National Institute of Physical Education of Catalonia (INEFC), Barcelona, Spain.
Neftchi Baku, Baku, Azerbaijan.
PeerJ. 2022 Apr 26;10:e13309. doi: 10.7717/peerj.13309. eCollection 2022.
The main objective of this study is to analyse sub-maximum intensity periods (SubMIP's) manifested by professional soccer players during official matches (number of events and time spent in each event), according to the player position, match halve and match, and also to group the players according to their SubMip values during the competition.
We collected a total of 247 individual records of 14 players using Global Positioning System (GPS) during 15 official league matches (Azerbaijan Premier League 2019-2020). We calculated both the number of SubMIPs events and the time each player spent in the SubMIPs zone (threshold of 85% MIP). We analysed the possible independence of the variables with the Kruskal-Wallis test and the possible specific relationships between the groups using a post-hoc analysis with Dunn's test. In order to explore the possible distribution of physical demands in homogeneous groups, a cluster analysis was performed.

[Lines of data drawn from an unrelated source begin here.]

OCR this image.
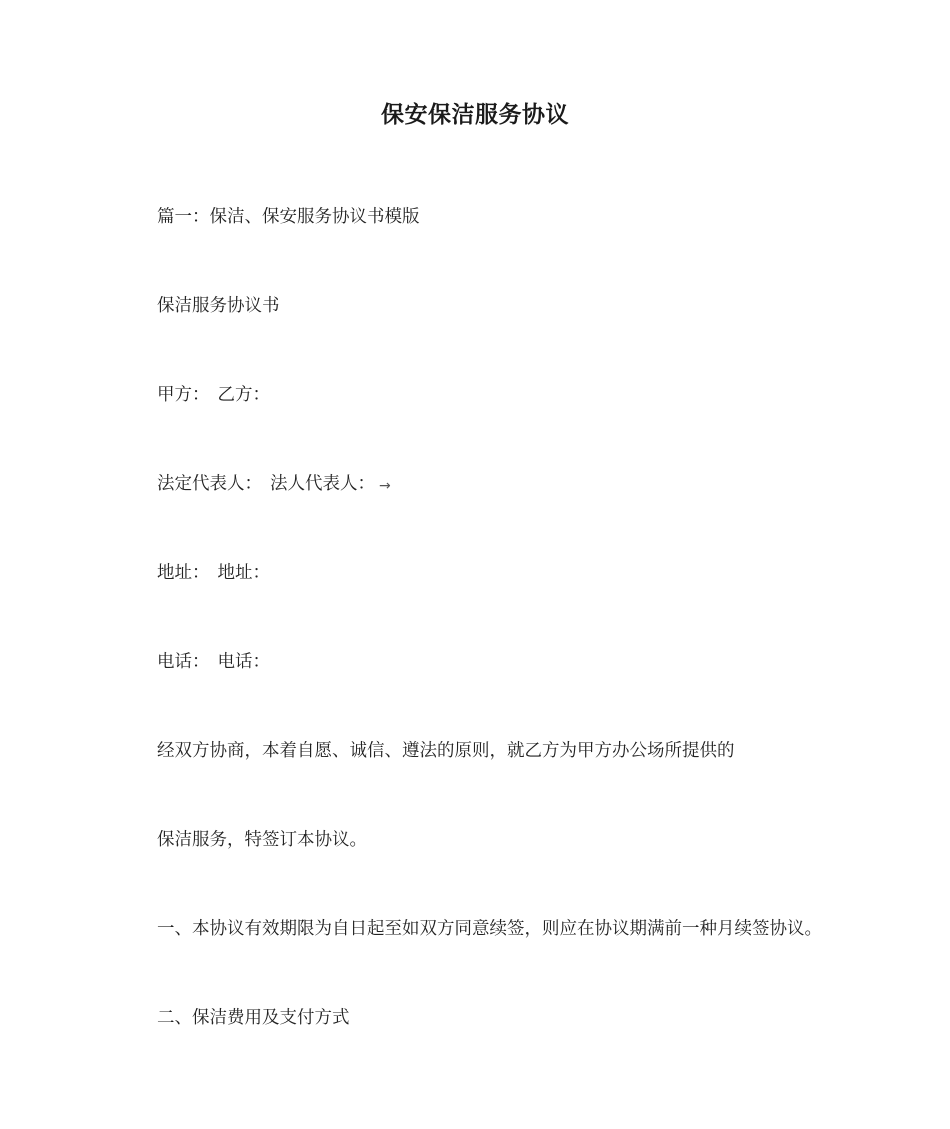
保安保洁服务协议
篇一：保洁、保安服务协议书模版
保洁服务协议书
甲方： 乙方：
法定代表人： 法人代表人： →
地址： 地址：
电话： 电话：
经双方协商，本着自愿、诚信、遵法的原则，就乙方为甲方办公场所提供的
保洁服务，特签订本协议。
一、本协议有效期限为自日起至如双方同意续签，则应在协议期满前一种月续签协议。
二、保洁费用及支付方式
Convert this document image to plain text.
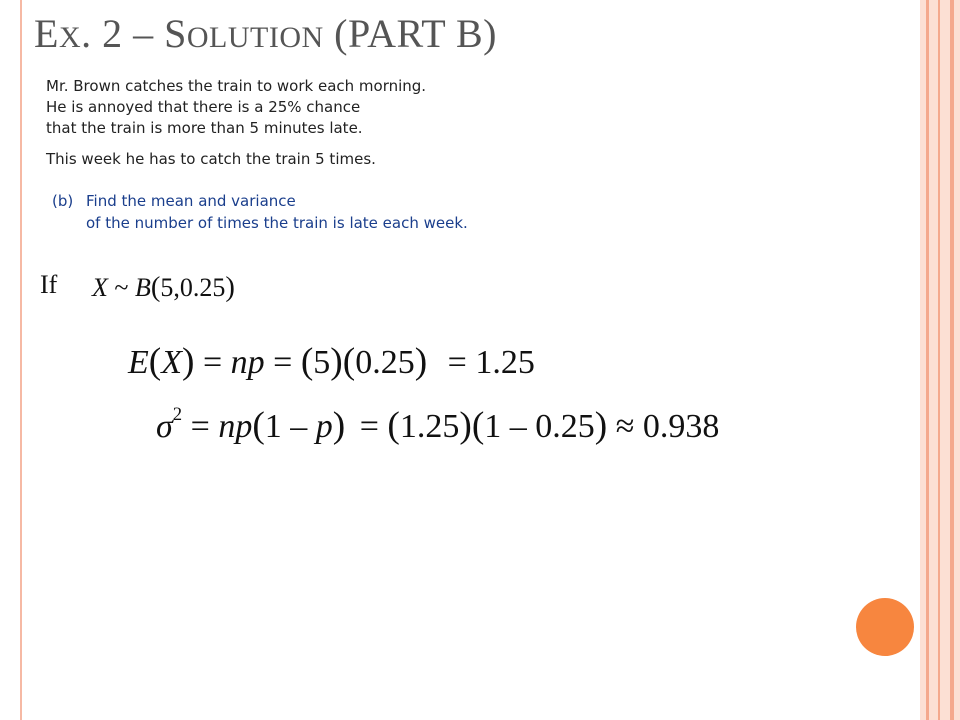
EX. 2 – SOLUTION (PART B)

Mr. Brown catches the train to work each morning.

He is annoyed that there is a 25% chance

that the train is more than 5 minutes late.

This week he has to catch the train 5 times.

(b) Find the mean and variance
of the number of times the train is late each week.
If X ~ B(5,0.25)
E(X) = np = (5)(0.25) = 1.25
$\sigma^2 = np(1 - p) = (1.25)(1 - 0.25) \approx 0.938$
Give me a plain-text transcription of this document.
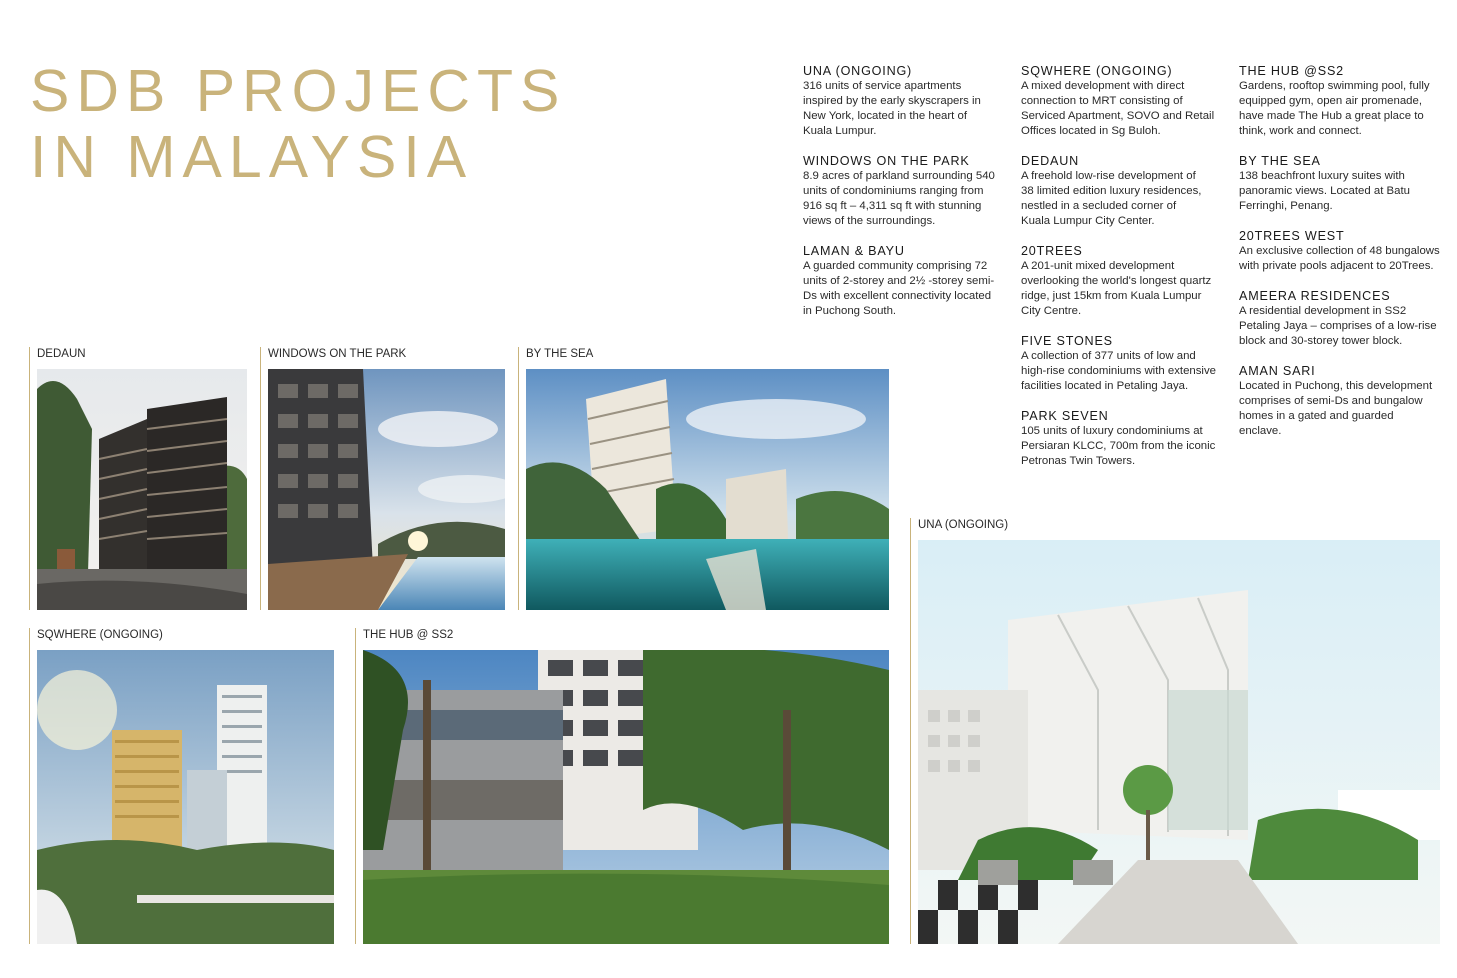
SDB PROJECTS
IN MALAYSIA
UNA (ONGOING)
316 units of service apartments inspired by the early skyscrapers in New York, located in the heart of Kuala Lumpur.
WINDOWS ON THE PARK
8.9 acres of parkland surrounding 540 units of condominiums ranging from 916 sq ft – 4,311 sq ft with stunning views of the surroundings.
LAMAN & BAYU
A guarded community comprising 72 units of 2-storey and 2½ -storey semi-Ds with excellent connectivity located in Puchong South.
SQWHERE (ONGOING)
A mixed development with direct connection to MRT consisting of Serviced Apartment, SOVO and Retail Offices located in Sg Buloh.
DEDAUN
A freehold low-rise development of 38 limited edition luxury residences, nestled in a secluded corner of Kuala Lumpur City Center.
20TREES
A 201-unit mixed development overlooking the world's longest quartz ridge, just 15km from Kuala Lumpur City Centre.
FIVE STONES
A collection of 377 units of low and high-rise condominiums with extensive facilities located in Petaling Jaya.
PARK SEVEN
105 units of luxury condominiums at Persiaran KLCC, 700m from the iconic Petronas Twin Towers.
THE HUB @SS2
Gardens, rooftop swimming pool, fully equipped gym, open air promenade, have made The Hub a great place to think, work and connect.
BY THE SEA
138 beachfront luxury suites with panoramic views. Located at Batu Ferringhi, Penang.
20TREES WEST
An exclusive collection of 48 bungalows with private pools adjacent to 20Trees.
AMEERA RESIDENCES
A residential development in SS2 Petaling Jaya – comprises of a low-rise block and 30-storey tower block.
AMAN SARI
Located in Puchong, this development comprises of semi-Ds and bungalow homes in a gated and guarded enclave.
DEDAUN	WINDOWS ON THE PARK	BY THE SEA
SQWHERE (ONGOING)	THE HUB @ SS2
UNA (ONGOING)
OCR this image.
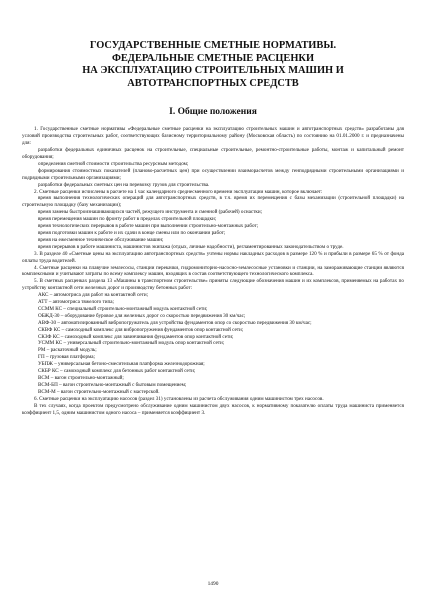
ГОСУДАРСТВЕННЫЕ СМЕТНЫЕ НОРМАТИВЫ.
ФЕДЕРАЛЬНЫЕ СМЕТНЫЕ РАСЦЕНКИ
НА ЭКСПЛУАТАЦИЮ СТРОИТЕЛЬНЫХ МАШИН И
АВТОТРАНСПОРТНЫХ СРЕДСТВ
I. Общие положения

1. Государственные сметные нормативы «Федеральные сметные расценки на эксплуатацию строительных машин и автотранспортных средств» разработаны для условий производства строительных работ, соответствующих базисному территориальному району (Московская область) по состоянию на 01.01.2000 г. и предназначены для:

разработки федеральных единичных расценок на строительные, специальные строительные, ремонтно-строительные работы, монтаж и капитальный ремонт оборудования;

определения сметной стоимости строительства ресурсным методом;

формирования стоимостных показателей (планово-расчетных цен) при осуществлении взаиморасчетов между генподрядными строительными организациями и подрядными строительными организациями;

разработки федеральных сметных цен на перевозку грузов для строительства.

2. Сметные расценки исчислены в расчете на 1 час календарного среднесменного времени эксплуатации машин, которое включает:

время выполнения технологических операций для автотранспортных средств, в т.ч. время их перемещения с базы механизации (строительной площадки) на строительную площадку (базу механизации);

время замены быстроизнашивающихся частей, режущего инструмента и сменной (рабочей) оснастки;

время перемещения машин по фронту работ в пределах строительной площадки;

время технологических перерывов в работе машин при выполнении строительно-монтажных работ;

время подготовки машин к работе и их сдачи в конце смены или по окончании работ;

время на ежесменное техническое обслуживание машин;

время перерывов в работе машиниста, машинистов экипажа (отдых, личные надобности), регламентированных законодательством о труде.

3. В разделе 40 «Сметные цены на эксплуатацию автотранспортных средств» учтены нормы накладных расходов в размере 120 % и прибыли в размере 65 % от фонда оплаты труда водителей.

4. Сметные расценки на плавучие землесосы, станции перекачки, гидромониторно-насосно-землесосные установки и станции, на замораживающие станции являются комплексными и учитывают затраты по всему комплексу машин, входящих в состав соответствующего технологического комплекса.

5. В сметных расценках раздела 13 «Машины в транспортном строительстве» приняты следующие обозначения машин и их комплексов, применяемых на работах по устройству контактной сети железных дорог и производству бетонных работ:

АКС – автомотриса для работ на контактной сети;

АТТ – автомотриса тяжелого типа;

ССММ КС – специальный строительно-монтажный модуль контактной сети;

ОБЖД-30 – оборудование буровое для железных дорог со скоростью передвижения 30 км/час;

АВФ-30 – автоматизированный вибропогружатель для устройства фундаментов опор со скоростью передвижения 30 км/час;

СКВФ КС – самоходный комплекс для вибропогружения фундаментов опор контактной сети;

СКЗФ КС – самоходный комплекс для завинчивания фундаментов опор контактной сети;

УСММ КС – универсальный строительно-монтажный модуль опор контактной сети;

РМ – раскаточный модуль;

ГП – грузовая платформа;

УБПЖ – универсальная бетоно-смесительная платформа железнодорожная;

СКБР КС – самоходный комплекс для бетонных работ контактной сети;

ВСМ – вагон строительно-монтажный;

ВСМ-БП – вагон строительно-монтажный с бытовым помещением;

ВСМ-М – вагон строительно-монтажный с мастерской.

6. Сметные расценки на эксплуатацию насосов (раздел 31) установлены из расчета обслуживания одним машинистом трех насосов.

В тех случаях, когда проектом предусмотрено обслуживание одним машинистом двух насосов, к нормативному показателю оплаты труда машиниста применяется коэффициент 1,5, одним машинистом одного насоса – применяется коэффициент 3.

1490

The statistical analysis showed significant differences between the individual variables in the number of events and in the time spent by the player above the threshold in distance covered at speed >19.8 km/h (HSR), distance covered at speed >25.2 km/h (Sprint), acceleration density (AccDens), mean metabolic power (MetPow), metres per minute (Mmin) and high metabolic load distance >25.5 W/kg (HMLD). Differences were also found according to the playing position in MetPow, Mmin and between halves in AccDens, MetPow, Mmin. In the clustering based on the time spent by the player in SubMIPs, three main groups were described: (1) the centroid was located in lower values in each of the variables; (2) there were an accentuation of the AccDens variable; (3) all the variables, except AccDens, were accentuated.
The main differences with regard to SubMIPs were related to the player's individual physical performance and not to position. However, the player's position could act as an attractor and show significant differences during matches.
本研究的主要目的是分析职业足球运动员在正式比赛中表现出的次最大强度期(SubMIP),根据球员位置、比赛半场和比赛进行分析,并根据比赛期间的 SubMip 值对球员进行分组。
我们使用全球定位系统(GPS)收集了 14 名球员在 15 场正式联赛中的 247 个个人记录(2019-2020 年阿塞拜疆超级联赛)。我们计算了 SubMIP 事件的数量和每个球员在 SubMIP 区(MIP 的 85%阈值)花费的时间。我们使用 Kruskal-Wallis 检验分析了变量的独立性,并使用事后分析 Dunn 检验分析了组间可能的特定关系。为了探索同质组中可能的体力需求分布,进行了聚类分析。
统计分析显示,在速度大于 19.8km/h(HSR)、速度大于 25.2km/h(冲刺)、加速度密度(AccDens)、平均代谢功率(MetPow)、米/分钟(Mmin)和高代谢负荷距离 >25.5W/kg(HMLD)的距离上,每个球员的事件数量和超过阈值的时间之间的个体变量存在显著差异。在 MetPow、Mmin 和上下半场之间的 AccDens、MetPow、Mmin 中,根据球员位置也存在差异。在基于球员在 SubMIPs 中花费的时间进行聚类时,描述了三个主要组:(1)每个变量的质心都位于较低的值;(2)AccDens 变量突出;(3)除 AccDens 外,所有变量都被突出。
SubMIPs 的主要差异与球员的个人身体表现有关,而与位置无关。然而,球员的位置可能作为吸引子,在比赛中表现出显著差异。